There are times it seems like Marana is the road construction capital of the United States.
Major projects are underway at West Ina Road and I-10, East Tangerine and North Cortaro roads, plus smaller projects on North Silverbell Road, West Twin Peaks Road and even south of the town at Sunrise Road, traffic has been affected adversely.
Scott Leska, the Town of Marana Engineering Manager said they are being “killed by traffic.”
“It is tough for our residents, it is tough for our businesses,” Leska said, at a Marana Chamber of Commerce Community and Regional Update.
The closure of West Ina Road at the interstate has proven to be the biggest challenge for the town. With extra traffic utilizing West Orange Grove Road to get off I-10, traffic was becoming an issue on North Thornydale Road between Orange Grove and Ina.
Leska and his team’s first task was to re-time the traffic signals at the intersection and get the traffic moving on Thornydale. The most notable aspect of the retiming is the double service or double pump of the left hand turn lanes from eastbound Orange Grove onto north bound Thornydale. With more traffic utilizing Orange Grove to leave I-10, the town saw a need to get traffic flowing better onto Thornydale to avoid back-ups on Orange Grove and the freeway.
The turn lanes now get two green lights, allowing more cars through the intersection.
“What we found, doing that with just minor tweaking of the traffic timing we could get more traffic moving through that left turn,” Leska said.
Unfortunately, while more traffic was getting through that intersection and onto Thornydale, that caused problems of its own.

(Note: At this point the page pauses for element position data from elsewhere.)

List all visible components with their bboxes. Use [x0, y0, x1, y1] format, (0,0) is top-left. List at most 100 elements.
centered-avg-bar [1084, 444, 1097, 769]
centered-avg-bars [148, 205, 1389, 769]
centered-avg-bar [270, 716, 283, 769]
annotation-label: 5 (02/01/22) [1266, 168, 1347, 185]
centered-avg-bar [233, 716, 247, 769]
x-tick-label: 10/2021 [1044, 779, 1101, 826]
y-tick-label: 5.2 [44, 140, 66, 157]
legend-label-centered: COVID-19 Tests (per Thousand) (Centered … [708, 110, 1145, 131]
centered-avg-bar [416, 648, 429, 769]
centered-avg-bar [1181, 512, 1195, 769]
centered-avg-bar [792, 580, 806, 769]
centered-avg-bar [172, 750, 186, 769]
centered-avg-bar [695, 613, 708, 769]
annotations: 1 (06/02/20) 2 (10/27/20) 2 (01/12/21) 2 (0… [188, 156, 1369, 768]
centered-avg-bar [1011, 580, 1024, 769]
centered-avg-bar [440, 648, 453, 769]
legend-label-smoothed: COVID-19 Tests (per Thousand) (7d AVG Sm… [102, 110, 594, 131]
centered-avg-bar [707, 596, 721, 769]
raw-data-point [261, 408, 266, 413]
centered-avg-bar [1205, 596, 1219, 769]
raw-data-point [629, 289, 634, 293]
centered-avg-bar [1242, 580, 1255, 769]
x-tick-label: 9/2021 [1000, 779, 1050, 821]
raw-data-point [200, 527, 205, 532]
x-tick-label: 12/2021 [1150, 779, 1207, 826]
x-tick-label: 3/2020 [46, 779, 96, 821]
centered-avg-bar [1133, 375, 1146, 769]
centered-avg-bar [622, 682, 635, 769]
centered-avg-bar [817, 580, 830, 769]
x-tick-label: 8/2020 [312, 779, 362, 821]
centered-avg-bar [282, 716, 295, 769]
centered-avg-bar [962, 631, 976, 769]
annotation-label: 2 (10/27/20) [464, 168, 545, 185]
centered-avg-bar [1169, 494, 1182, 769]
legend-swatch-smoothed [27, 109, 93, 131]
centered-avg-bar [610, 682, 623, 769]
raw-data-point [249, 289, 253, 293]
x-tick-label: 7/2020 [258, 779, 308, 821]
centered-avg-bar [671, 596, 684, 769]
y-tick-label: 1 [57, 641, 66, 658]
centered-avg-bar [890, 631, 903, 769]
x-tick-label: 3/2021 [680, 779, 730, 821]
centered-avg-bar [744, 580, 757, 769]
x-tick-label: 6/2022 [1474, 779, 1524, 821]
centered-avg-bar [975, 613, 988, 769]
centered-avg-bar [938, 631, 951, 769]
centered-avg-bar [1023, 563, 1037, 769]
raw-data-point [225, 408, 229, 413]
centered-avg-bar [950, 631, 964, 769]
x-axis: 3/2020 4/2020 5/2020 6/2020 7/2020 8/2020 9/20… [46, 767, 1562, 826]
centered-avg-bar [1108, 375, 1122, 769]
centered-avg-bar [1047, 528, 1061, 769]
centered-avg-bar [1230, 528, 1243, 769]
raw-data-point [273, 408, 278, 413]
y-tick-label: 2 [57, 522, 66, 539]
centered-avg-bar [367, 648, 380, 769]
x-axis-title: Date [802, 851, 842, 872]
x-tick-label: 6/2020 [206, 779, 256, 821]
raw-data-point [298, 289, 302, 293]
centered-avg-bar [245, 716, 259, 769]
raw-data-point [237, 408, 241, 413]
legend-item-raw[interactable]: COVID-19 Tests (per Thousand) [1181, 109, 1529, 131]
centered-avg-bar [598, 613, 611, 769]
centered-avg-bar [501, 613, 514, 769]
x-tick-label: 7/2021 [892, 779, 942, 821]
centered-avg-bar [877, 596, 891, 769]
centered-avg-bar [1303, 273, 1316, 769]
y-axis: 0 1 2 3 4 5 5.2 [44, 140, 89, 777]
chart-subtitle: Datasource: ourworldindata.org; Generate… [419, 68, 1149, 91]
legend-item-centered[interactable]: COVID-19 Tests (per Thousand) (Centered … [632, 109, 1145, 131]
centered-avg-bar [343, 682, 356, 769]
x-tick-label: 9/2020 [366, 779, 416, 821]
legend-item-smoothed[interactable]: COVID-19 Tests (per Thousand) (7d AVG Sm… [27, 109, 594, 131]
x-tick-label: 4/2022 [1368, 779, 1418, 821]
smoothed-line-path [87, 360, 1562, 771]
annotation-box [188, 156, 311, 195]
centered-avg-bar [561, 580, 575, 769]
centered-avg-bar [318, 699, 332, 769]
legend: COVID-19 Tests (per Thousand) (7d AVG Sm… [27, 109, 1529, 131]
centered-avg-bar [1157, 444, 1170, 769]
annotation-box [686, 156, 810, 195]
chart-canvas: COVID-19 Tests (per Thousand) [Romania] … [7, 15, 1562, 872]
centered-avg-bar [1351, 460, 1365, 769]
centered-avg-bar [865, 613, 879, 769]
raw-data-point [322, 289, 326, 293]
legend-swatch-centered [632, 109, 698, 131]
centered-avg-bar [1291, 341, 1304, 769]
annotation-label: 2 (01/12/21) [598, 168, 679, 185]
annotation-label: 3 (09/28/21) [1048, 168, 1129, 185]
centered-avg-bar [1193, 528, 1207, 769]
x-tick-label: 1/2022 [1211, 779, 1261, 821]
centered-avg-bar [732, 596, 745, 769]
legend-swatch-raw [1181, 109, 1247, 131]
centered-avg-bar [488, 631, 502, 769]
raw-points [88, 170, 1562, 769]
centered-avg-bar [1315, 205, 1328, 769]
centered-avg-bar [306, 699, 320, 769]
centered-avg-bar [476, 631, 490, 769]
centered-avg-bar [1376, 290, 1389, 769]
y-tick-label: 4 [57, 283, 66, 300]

The move caused a major back-up at Thornydale and West Costco Drive.
“Everyone seemed to want to go to Costco and Home Depot and the other businesses there,” Leska said.
Drivers had to back up to the south of the dual left turns and occasionally blocked through traffic. Leska said the issue was causing “absolute havoc.”
To combat the new problem, the town had to double service at that left hand turn as well. As with the move at Orange grove, that too helped with traffic flow.
The bigger issue is that the whole corridor remains over capacity, and will likely remain that way until the Ina Road project concludes. Leska and the town’s goal is to just to keep traffic moving as well as they can. Lights were retimed at Horizon Hills, and have used flashing yellow lights for left hand turns. The town has used the flashing yellow lights elsewhere in the town, and have been successful, especially in keeping drivers more vigilant and provide flexibility and timing.
Leska admitted they could not do much at the Thornydale and Ina intersection, but did tweak the timing a bit to keep things moving. Because they have dual left turns in each direction, they had to keep solid red arrows for left turns, but the timing tweaks have provided some relief.
Cortaro is another route used to bypass Ina, and has been a mess at times.
“Cortaro is sometimes a parking lot, it is tough to get through,” Leska said.
He said his staff worked “diligently” with ADOT, using pressure from the public, town council and town staff as well, to retime the traffic signal at the interchange and created a double left turn to get motorists off the off ramp and onto east bound Cortaro. The hope was to spend less time on the off ramp and more time under the freeway and on Cortaro.
“It’s not perfect, but it is slowly getting to a solution we can handle, at least for the next 20 months,” Leska said.
He said they will keep monitoring traffic in the areas and keep working on other solutions.
The county is beginning a major construction project on Cortaro east of the town limits that will affect Marana residents and those who work in the town. The county is currently working on moving utilities in the area and the major construction will begin soon, likely at the end of the Summer.
At the opposite end of Cortaro, the town has made tweaks to the left hand turns around Arizona Pavilions. By utilizing left hand turns with both a permissive phase and a restricted phase, something the City of Tucson allows, but Pima County does not. So far the move has not only helped traffic, but has “proven to be safe.”